The Astronaut is that frustrating sort of movie that has a compelling central
premise but deserved better execution: it doesn’t help that not only Randolph
and Reese but a lot of the males
in the film look similar to each other, and the tackiness of the production on
a Universal TV budget occasionally takes its toll on the film, but it gets
considerably better when Susan Clark appears and turns in a whirlwind of a
performance as the wife.
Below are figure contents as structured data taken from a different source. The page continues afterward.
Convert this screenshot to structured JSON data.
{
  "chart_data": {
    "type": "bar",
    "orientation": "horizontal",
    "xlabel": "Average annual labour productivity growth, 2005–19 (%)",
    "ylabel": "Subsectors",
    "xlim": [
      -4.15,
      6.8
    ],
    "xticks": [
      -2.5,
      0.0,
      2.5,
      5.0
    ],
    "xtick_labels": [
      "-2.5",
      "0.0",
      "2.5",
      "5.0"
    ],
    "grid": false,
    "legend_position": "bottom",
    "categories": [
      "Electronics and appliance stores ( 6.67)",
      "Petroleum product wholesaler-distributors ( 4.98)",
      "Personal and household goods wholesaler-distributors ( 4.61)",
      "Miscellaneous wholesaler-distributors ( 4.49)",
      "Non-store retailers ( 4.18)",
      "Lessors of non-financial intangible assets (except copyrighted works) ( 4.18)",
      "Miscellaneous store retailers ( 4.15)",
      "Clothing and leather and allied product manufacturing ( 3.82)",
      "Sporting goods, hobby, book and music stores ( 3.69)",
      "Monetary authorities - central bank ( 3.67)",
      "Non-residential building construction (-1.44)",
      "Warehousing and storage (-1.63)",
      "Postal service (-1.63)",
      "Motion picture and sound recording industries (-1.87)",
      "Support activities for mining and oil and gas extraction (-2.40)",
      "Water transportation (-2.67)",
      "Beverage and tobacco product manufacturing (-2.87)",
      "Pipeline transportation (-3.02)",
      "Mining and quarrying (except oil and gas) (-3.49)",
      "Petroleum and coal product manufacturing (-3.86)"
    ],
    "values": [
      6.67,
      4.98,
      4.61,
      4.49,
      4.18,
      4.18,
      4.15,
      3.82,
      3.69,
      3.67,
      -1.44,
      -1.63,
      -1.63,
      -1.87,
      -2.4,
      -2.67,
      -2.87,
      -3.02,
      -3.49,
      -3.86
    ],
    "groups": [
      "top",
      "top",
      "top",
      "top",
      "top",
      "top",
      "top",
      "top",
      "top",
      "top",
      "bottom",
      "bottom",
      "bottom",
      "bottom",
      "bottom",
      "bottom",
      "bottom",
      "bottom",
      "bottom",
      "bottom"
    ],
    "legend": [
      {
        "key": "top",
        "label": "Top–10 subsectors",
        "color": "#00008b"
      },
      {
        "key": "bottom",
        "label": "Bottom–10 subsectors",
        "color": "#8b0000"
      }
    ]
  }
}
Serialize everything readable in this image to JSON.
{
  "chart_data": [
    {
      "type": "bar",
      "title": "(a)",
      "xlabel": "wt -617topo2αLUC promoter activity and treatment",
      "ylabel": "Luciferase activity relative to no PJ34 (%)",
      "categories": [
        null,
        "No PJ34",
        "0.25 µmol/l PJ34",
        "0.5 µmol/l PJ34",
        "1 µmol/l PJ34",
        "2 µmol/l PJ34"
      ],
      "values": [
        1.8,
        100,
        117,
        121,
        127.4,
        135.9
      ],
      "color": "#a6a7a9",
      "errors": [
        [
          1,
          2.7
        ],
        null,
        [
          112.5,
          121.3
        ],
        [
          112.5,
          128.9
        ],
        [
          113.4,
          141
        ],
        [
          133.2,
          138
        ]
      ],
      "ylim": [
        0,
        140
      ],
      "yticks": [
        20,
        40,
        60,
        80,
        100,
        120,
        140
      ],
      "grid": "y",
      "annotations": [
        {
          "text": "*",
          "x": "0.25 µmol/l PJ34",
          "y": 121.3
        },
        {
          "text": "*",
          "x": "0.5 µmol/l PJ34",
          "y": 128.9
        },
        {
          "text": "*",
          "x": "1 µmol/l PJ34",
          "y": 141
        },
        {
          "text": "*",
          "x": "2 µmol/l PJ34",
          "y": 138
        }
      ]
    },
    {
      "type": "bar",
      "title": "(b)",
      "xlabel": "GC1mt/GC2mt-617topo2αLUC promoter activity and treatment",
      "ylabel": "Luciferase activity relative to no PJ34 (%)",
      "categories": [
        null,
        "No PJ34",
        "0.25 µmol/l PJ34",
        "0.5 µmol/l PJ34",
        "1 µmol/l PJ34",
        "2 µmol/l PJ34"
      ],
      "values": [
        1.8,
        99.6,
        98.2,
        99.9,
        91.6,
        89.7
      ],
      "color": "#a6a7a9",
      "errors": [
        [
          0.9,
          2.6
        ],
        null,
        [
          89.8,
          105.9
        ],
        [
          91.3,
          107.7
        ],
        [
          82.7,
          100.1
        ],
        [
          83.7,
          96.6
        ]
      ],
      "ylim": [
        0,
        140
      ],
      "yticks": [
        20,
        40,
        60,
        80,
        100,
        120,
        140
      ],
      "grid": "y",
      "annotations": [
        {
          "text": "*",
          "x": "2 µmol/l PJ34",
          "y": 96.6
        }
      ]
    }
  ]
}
For a while she and Markham as Reese have such bitter
arguments this almost looks like Who’s Afraid of Virginia Woolf? the science-fiction version, but eventually they
reconcile and Clark adroitly nails the transformation of her attitude from
hatred to love as well as her frustration in this ridiculous situation in which
her husband has been replaced by an impostor but she finds she likes the
impostor a lot better than she liked the original. (This was a gimmick used in
quite a few previous movies about impersonations — like the 1942 MGM “B” Nazi
Agent in which good anti-Nazi refugee
Conrad Veidt replaces evil Nazi agent Conrad Veidt and his cover is blown when
the bad Nazi’s dog, who always hated the bad Veidt, snuggles up to the good
Veidt and lets Veidt pet him, or the 1948 Bette Davis melodrama A
Stolen Life, in which the predatory Davis
steals Glenn Ford from the good Davis, then drowns in a boating accident that
was caused by her trying to kill the good Davis, who emerges and takes the bad
Davis’s place as Ford’s wife — but it still works.) The Astronaut is an indication of how capable Universal’s TV-movie
division was in the early 1970’s, even though the basic premise would seem to
have been good enough to merit a feature film with a decent budget and bigger
names than Monte Markham and Susan Clark in the leads!